I would like to see some guidelines from the steering committee about 
some sort of rubber stamping of contribution ideas long before the patch 
process.   The learning curve of setting up the GWT build and making a 
patch is fairly expensive, and it makes sense for the GWT process to accept 
or reject idea long before anyone even starts coding a patch.   In other 
words I am looking for;


 1) Anyone submits a idea for a patch.

    Where should the idea go?

2) Someone approves or declines the idea.

    How does this occur?

3) If the idea is approved the someone creates a patch for the patch 
approval process.

   This step seems to have gotten all of the attention. 


 I suppose this could be done on this GWT Contributors group, perhaps with 
some special key words in the subject.


 In addition I would like to see some general guidelines from the steering 
committee about which contribution ideas are generally accepted/declined.


 Ie;

Bug fixes with test cases are generally accepted.

New JSE classes in JSE packages are generally accepted.


 JSE classes in JSE packages not yet supported by GWT require a passing 
vote in the steering committee.

New features require a passing vote in the steering committee, or consensus 
between at least 3 maintainers.


 I mention all of this because I went through the process of making a 
patch, and it got declined.

https://code.google.com/p/google-web-toolkit/issues/detail?id=8954


 If you just read the GWT makinggwtbetter.html, you could infer that the 
GWT community will generally add anything.

This is NOT the case, and contributors should NOT have to go through the 
work of creating a patch to find out

if a contribution idea will be accepted.

Perhaps this is why your seeing a lot of patch requests. 


 I think the steering committee could save everyone a lot of time by 
amending the GWT contribution process with this suggestion.

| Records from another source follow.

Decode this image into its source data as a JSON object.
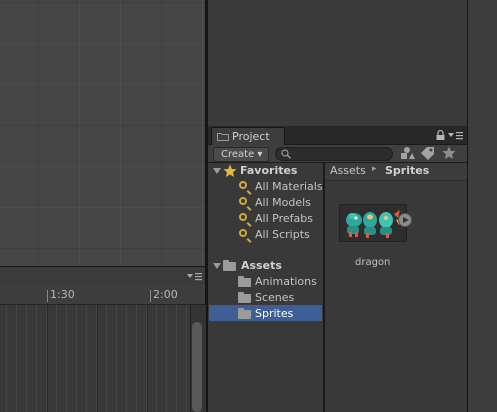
{
  "animation": {
    "ruler": {
      "tick_1": "1:30",
      "tick_2": "2:00"
    },
    "menu_icon": "panel-menu-icon"
  },
  "project": {
    "tab_label": "Project",
    "create_label": "Create ▾",
    "search": {
      "placeholder": "",
      "icon": "search-icon"
    },
    "toolbar_icons": [
      "filter-type-icon",
      "filter-label-icon",
      "favorite-star-icon"
    ],
    "tree": {
      "favorites_label": "Favorites",
      "favorites": [
        "All Materials",
        "All Models",
        "All Prefabs",
        "All Scripts"
      ],
      "assets_label": "Assets",
      "folders": [
        "Animations",
        "Scenes",
        "Sprites"
      ],
      "selected": "Sprites"
    },
    "breadcrumb": {
      "root": "Assets",
      "separator": "▸",
      "current": "Sprites"
    },
    "assets": [
      {
        "name": "dragon"
      }
    ]
  },
  "colors": {
    "selection": "#3e5f96",
    "favorite_icon": "#d7a93a"
  }
}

Maintainers would generally have less scope, and wouldn't need to spend 
time discussing if a idea should or should not be accepted,

this would give them more time to accept more patches focusing on the 
quality of the code.

Contributors would know long before a patch is in review that the idea was 
accepted, saving them from doing work that could get discarded by the GWT 
community.


 There should also be some mention of how much time it will take for a idea 
to be discussed/accepted or rejected. Perhaps one month for discussion and 
then a week for a final decision.   Also there should be a process for 
re-opening a idea, perhaps you would need to wait a year or so before 
re-opening a rejected idea.


Without something like this the GWT community is discoursing contribution, 
since contributors could think;

Wow after all the work of attempting a contribution, it got shot down, so 
why bother contributing in the future.